Este blog homenageia o cientista Charles Darwin (acima, no desenho de Toni d'Agostinho) que desvendou a origem da vida.

sábado, 24 de dezembro de 2011

FELIZ NATAL!





Natal: comemora-se o nascimento de um deus ou de um homem?

Como deus, Jesus tem sérios competidores. O próprio deus que, diz-se, seria seu pai. E ainda, de acordo com a igreja católica romana, o espírito santo. A famosa "divina trindade", cujo conceito anda meio em baixa, diante da avalanche fundamentalista das igrejas evangélicas.

Como homem, não se sabem bem se realmente existiu. Ou melhor, o mais provável é que seja a fusão de inúmeros pregadores que abundavam por aquelas plagas (hoje Israel, a chamada "terra santa" onde ocorreram e ainda ocorrem guerras de ódio por ocupação territorial) e naqueles tampos (que todos sabem quais são). 

Tudo o mais é lenda, a maior mentira de todos os tempos. Ou talvez, não: afinal, os deuses gregos também tinham toda uma imensa mitologia atrás deles, com histórias perturbadoras e fundadoras de nosso pensamento. Então,os mitos cristãos, na mesma pegada dos deuses olímpicos e dos deuses de todos os demais povos do mundo, também conformaram o pensamento "moderno". E nos escravizaram a uma filosofia de quinta categoria e a um negócio que hoje alcança bilhões de dólares. Negócio que não tem mais condições de ser desfeito, diante de dois mil anos de lavagem cerebral.

A crença deísta está tão entranhada na mente humana, que parece fazer parte de uma espécie de DNA da memória e só uma parcela muito pequena da humanidade consegue livrar-se dessa praga. São os ateus, como eu. 

O ateísmo - já o disse - é o estado natural do homem. No entanto, desde que saímos do útero materno (ou talvez até antes), somos bombardeados pela pregação deísta. Livrar-se desse lixo é - guardadas as devidas proporções - como largar o vício do fumo: sempre se pode ter uma recaída.

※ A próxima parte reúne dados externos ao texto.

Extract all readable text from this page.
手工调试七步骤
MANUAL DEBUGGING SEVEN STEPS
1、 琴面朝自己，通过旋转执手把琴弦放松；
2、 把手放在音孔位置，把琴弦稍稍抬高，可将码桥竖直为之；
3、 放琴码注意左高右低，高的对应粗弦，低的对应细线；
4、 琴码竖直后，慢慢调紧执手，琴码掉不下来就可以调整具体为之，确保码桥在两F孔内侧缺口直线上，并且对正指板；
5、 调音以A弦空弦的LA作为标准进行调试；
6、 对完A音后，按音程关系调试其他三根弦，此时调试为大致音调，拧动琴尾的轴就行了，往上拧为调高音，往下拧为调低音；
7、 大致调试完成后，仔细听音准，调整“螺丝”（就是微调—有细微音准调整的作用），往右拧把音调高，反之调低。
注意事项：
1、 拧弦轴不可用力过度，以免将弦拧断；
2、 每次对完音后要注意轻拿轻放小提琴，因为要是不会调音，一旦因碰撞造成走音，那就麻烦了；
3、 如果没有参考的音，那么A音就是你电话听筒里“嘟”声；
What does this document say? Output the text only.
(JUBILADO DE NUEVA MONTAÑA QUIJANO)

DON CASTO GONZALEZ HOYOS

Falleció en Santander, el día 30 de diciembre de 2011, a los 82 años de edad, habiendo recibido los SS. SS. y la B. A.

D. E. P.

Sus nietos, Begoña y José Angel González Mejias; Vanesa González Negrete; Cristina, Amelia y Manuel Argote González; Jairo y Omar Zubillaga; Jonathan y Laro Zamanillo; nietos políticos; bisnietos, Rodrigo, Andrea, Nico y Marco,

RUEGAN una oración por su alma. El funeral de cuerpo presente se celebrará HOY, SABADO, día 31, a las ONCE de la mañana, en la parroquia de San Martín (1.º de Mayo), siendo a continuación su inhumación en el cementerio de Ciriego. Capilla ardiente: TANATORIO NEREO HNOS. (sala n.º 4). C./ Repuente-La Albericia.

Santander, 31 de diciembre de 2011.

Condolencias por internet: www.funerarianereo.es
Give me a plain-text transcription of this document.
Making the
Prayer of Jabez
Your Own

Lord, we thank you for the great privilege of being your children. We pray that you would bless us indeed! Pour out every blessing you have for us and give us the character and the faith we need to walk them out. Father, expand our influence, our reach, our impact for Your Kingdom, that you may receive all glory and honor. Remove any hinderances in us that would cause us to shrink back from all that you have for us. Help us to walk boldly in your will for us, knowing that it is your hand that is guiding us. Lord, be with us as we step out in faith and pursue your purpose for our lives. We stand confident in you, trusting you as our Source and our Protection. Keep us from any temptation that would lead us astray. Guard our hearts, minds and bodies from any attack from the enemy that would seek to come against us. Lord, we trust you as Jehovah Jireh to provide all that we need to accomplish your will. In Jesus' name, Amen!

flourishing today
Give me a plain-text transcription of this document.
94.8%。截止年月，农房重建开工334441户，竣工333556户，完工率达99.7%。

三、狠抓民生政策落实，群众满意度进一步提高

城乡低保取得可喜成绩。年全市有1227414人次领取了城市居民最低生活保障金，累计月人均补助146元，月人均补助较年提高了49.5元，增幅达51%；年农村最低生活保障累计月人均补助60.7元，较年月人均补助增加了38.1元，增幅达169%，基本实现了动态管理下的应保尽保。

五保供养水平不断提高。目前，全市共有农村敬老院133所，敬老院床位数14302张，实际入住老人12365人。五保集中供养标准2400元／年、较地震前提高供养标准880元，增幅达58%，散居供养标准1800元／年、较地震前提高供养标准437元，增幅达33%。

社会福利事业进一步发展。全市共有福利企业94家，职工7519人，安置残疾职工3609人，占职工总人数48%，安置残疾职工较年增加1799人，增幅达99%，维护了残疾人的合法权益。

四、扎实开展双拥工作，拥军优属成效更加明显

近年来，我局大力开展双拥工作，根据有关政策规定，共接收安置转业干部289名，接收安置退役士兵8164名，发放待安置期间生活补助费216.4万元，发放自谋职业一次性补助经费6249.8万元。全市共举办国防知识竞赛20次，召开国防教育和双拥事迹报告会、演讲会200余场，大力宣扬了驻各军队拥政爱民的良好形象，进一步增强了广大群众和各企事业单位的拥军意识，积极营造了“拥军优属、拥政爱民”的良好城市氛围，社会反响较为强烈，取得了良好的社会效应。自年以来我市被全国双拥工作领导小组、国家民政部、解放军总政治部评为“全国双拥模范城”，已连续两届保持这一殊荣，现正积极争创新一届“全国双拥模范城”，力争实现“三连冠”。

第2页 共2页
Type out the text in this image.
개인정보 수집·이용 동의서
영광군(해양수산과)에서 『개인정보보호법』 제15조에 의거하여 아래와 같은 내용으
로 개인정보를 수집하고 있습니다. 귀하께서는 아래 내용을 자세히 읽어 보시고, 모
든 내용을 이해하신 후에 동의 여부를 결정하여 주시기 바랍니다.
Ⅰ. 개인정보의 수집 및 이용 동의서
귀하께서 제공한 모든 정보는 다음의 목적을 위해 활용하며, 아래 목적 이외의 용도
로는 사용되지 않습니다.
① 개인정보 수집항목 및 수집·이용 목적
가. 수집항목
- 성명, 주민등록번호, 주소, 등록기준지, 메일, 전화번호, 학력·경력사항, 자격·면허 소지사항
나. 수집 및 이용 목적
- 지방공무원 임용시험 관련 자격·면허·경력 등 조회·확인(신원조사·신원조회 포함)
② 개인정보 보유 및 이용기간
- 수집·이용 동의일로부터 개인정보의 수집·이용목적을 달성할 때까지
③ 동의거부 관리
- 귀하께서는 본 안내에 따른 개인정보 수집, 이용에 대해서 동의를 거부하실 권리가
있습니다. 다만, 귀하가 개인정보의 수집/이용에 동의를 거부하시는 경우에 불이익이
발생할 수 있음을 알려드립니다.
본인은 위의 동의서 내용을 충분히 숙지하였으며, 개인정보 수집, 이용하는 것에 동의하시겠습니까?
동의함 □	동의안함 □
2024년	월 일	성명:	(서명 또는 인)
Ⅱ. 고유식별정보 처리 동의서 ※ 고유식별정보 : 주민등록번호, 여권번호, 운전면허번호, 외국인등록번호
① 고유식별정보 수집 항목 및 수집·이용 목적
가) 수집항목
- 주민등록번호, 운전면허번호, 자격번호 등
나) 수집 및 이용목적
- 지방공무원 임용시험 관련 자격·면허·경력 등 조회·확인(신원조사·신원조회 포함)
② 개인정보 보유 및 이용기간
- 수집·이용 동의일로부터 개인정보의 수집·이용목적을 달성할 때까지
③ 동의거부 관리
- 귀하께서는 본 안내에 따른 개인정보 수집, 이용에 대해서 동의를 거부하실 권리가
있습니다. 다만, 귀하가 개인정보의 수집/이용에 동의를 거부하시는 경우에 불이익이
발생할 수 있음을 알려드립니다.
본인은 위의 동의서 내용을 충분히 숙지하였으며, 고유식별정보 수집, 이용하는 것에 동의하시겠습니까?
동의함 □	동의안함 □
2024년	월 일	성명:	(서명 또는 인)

Porque a mitologia deísta e, em especial, os mitos cristãos são especialmente potentes, para nos iludir e nos levar a crer em histórias de carochinha como verdades absolutas, porque estão baseados no princípio da fé. Ou seja, a fé "remove montanhas" e nos subjuga sob seus escombros e entulhos de milhares e milhares de "pedras", "terra", árvores" e tudo o mais que possa constituir uma "montanha" de dois mil anos de altura.

Por isso, nessa véspera de natal, somos imbuídos do "espírito natalino": uma mistura de misticismo cristão elevada a várias potências ao fundir-se com o consumismo capitalista. E o tal "espírito de natal" se fortalece com o materialismo monetário do comércio,um imenso comérico, que cria suas próprias mitologias - como a figura ridícula de um bom velhinho a distribuir presentes - e prende ainda mais a mente humana na armadilha de uma comemoração absurda e completamente sem lógica, que é o natal.

Enfim, já que não se pode derrotá-lo - ao tal "espírito natalino" com todos os penduricalhos cristãos e capitalistas - só nos resta, a nós, ateus e quejandos, fazer vista grossa a toda essa baboseira e comemorar... o quê? Qualquer coisa, desde que comamos, bebamos e festejemos com nossos amigos e familiares, nessa mistura de "euforia cristã" e "consumismo capitalista".

Bom natal a todos.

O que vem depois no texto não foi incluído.